Modelling a vintage jet aircraft, need help merging/joining/matching srf

Hello!

I’m modelling a vintage jet aircraft and it’s going really well. I decided to “rebuild” an old model I made years ago, now I’m seeing improvements.

With the attached model’s fuselage, and especially the nose I’m happy. But I’m having difficulty merging/joining/matching these surfaces. The shape is pretty much spot on. But I can’t seem to get all these surfaces to join while respecting the round intake shape and the round mid-fuselage shape.

Model.3dm (5.1 MB)

In case this is of any relevance..
The process I followed:

  • Created full circles (Circle) for the nose, the very tail and the mid-fuselage section Circles. Changed degree to 3.
  • Made side-view lines between the mid-section circles, changed degree to 3.
  • Made side-view short lines at the nose and tail to indicate an angle I wanted, in order to BlendCrv later.
  • BlendCrv the mid-section straight lines to the smaller lines at the front and end of the fuselage.
  • Joined this blend with the mid-section straight line.
  • Sweep2 to make up the mid and rear section.

Then moving to the nose:

  • BlendCrv mid-section straight line to angled straight line at nose. Side view top and bottom.
  • Extruded these blends.
  • BlendCrv top view straight line mid-section to angled straight line at nose.
  • NetworkSrf the bottom part of the nose, from the edge of the mid-section to the Circle at the nose. Using the two blends made (lower and right).
  • Made a Cutplane where I figured the biggest shape change should be, and Intersected it with the nose part I just made. Then blended this curve to a 90 degree straight line. These two curves now make a cross section.
  • Used another NetworkSrf to create the top of the nose.
  • Made a “fill” to close the gap.

Hi Dave,
You make your life much harder by trying to model all these patches and then try to connect them. Even if it works, you probably have many difficulties getting a fair and smooth end result.
In my vessel ship hull training, I teach modeling single surfaces that are smooth and fair. As I don’t know which aircraft you try to remodel, I have the idea that you have to model the canopy as a separate single surface and then blend that into the fuselage.
A total other modeling strategy is to do the job with Rhino SubD and create a single SubD for the total plane or most part of the total plane. After modeling the overall SubD, you can convert it to Nurbs and add window details etc.
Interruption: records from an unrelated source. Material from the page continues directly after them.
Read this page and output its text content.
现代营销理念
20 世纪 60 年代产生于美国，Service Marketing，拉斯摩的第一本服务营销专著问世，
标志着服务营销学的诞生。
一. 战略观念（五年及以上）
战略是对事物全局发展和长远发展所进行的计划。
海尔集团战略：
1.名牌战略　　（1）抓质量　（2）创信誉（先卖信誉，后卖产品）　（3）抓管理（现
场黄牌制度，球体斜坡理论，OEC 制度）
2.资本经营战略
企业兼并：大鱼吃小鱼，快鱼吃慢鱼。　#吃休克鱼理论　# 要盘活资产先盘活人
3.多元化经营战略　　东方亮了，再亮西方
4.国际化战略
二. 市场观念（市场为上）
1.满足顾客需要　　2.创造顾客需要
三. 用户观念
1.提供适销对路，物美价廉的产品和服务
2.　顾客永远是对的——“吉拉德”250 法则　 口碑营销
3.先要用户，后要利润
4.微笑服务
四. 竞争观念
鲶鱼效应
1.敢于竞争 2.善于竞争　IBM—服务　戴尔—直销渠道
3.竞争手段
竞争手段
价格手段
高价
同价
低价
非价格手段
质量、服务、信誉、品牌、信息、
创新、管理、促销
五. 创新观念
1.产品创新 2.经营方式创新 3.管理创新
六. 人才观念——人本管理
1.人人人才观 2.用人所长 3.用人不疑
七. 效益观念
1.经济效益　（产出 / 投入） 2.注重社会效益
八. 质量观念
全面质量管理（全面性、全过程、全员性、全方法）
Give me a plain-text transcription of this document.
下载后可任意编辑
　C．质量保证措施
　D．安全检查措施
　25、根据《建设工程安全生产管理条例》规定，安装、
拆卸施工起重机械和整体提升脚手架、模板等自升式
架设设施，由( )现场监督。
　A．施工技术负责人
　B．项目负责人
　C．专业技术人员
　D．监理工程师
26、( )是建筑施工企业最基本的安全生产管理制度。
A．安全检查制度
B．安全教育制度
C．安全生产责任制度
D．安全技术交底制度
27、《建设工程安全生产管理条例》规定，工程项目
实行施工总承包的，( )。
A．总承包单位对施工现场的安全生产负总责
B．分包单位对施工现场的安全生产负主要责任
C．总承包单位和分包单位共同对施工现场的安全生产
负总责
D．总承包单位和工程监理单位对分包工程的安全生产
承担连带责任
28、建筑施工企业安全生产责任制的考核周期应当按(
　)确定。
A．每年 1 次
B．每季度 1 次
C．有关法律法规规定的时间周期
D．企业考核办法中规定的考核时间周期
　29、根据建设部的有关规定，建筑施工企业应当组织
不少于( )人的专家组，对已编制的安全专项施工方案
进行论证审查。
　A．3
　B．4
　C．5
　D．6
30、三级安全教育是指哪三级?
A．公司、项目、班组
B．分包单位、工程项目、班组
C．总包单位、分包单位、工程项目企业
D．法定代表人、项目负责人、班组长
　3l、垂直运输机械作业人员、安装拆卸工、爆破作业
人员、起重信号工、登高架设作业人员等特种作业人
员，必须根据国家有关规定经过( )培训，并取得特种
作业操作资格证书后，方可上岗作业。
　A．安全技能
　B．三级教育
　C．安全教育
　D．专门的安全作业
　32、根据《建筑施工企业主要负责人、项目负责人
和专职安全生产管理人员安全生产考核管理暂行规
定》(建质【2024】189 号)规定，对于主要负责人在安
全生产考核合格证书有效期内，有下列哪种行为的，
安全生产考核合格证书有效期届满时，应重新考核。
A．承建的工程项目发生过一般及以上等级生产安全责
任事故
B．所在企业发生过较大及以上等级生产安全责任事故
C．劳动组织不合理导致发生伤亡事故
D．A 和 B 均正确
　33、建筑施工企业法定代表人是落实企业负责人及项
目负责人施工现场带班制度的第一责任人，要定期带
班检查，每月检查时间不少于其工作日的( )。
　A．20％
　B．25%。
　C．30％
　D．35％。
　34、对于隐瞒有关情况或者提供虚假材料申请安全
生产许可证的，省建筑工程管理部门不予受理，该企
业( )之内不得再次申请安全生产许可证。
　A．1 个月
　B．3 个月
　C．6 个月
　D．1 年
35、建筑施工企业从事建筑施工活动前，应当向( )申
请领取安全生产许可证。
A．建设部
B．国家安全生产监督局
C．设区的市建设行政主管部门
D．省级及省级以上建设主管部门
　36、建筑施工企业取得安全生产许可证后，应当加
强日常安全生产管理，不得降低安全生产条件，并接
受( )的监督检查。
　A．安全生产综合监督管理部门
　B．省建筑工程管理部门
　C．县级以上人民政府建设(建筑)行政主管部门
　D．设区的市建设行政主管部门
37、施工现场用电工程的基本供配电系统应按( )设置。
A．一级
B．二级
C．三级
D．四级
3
Good luck and enjoy your quest.

Gerard

Hallo Gerard, dankjewel!

It’s supposed to resemble a Fokker S.14 Machtrainer.

Maybe I can try to get the model down to a few cross-sectional curves and only Sweep2. However, many aircraft have compound curves and many complex connections that I see no other way than to build up from separate surfaces. I see they do the same a lot with cars and I’ve watched countless hours of tutorial but I keep bumping my head into the problem described..






By the way, the layer Canopy was only added to show the general picture and it’s not my main issue now. The layer Canopy basically covers an “ugly” bridge part that would be trimmed off later to create a solid.

Goedemiddag Dave,

Nice to see that you try to model a good old Fokker aircraft.
For me the Loft command is favorable over the Sweep2 command in order to get a surface with a minimum amount of control points.
In the attached example, I modeled an idea of the fuselage with Loft/Loose command in combination with record history (option at the bottom of your Rhino screen). The loft curves are circles that you can move and transform in order to get the desired shape.